Clayton Christensen’s framework reveals why disruption is structurally impossible for mature companies—and it has nothing to do with leadership vision or corporate culture.
The framework maps business model evolution through three distinct phases: Creation, Sustaining Innovation, and Efficiency. Each phase demands different innovation types, metrics, and organizational language. Understanding this progression explains why established companies systematically reject market-creating opportunities.
The Three-Phase Journey
In the creation phase, business models remain flexible, focused on job-to-be-done metrics with loose interdependencies between resources, processes, and profit formulas.
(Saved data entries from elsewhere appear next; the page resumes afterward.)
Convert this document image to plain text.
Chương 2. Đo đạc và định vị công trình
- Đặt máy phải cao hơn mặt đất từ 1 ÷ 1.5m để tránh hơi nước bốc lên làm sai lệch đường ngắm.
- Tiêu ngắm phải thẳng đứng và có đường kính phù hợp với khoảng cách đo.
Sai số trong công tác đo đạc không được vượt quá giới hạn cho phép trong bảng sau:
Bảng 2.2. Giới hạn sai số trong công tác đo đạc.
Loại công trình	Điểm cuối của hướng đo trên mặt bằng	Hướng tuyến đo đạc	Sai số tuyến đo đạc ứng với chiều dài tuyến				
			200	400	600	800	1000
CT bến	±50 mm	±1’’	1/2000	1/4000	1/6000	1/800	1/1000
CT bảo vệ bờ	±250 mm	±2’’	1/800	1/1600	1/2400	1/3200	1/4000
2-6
Innovation is market-creating, and organizational language emphasizes customer problems.
During sustaining innovation, processes crystallize around income statement metrics. Language shifts to products, customers, and competitors. The business model becomes more rigid as success reinforces specific approaches.
In the efficiency phase, rigid modularity emerges as balance sheet ratios dominate decision-making. Cost optimization becomes the organizational religion, and every initiative is evaluated against efficiency metrics.
The Interdependency Trap
The framework’s crucial insight concerns interdependency lock-in. By the efficiency stage, connections between value proposition, resources, processes, and profit formula have evolved into constraints. These interdependencies aren’t design choices—they’re emergent properties of successful optimization.
Capital pressure accelerates this journey. Investor demands for returns push companies toward efficiency, making backward movement structurally impossible. The metrics, language, and systems that enabled success at scale now actively suppress market-creating innovation.
The Mechanical Explanation
This explains the innovator’s dilemma mechanically rather than culturally. Companies don’t fail at disruption because leaders lack vision—they fail because their business model interdependencies, performance metrics, and organizational language have co-evolved to reject anything that doesn’t speak the efficiency dialect.
Escaping requires building separate units with deliberately immature systems—not incubators within existing structures, but genuinely independent organizations operating under creation-phase metrics and language.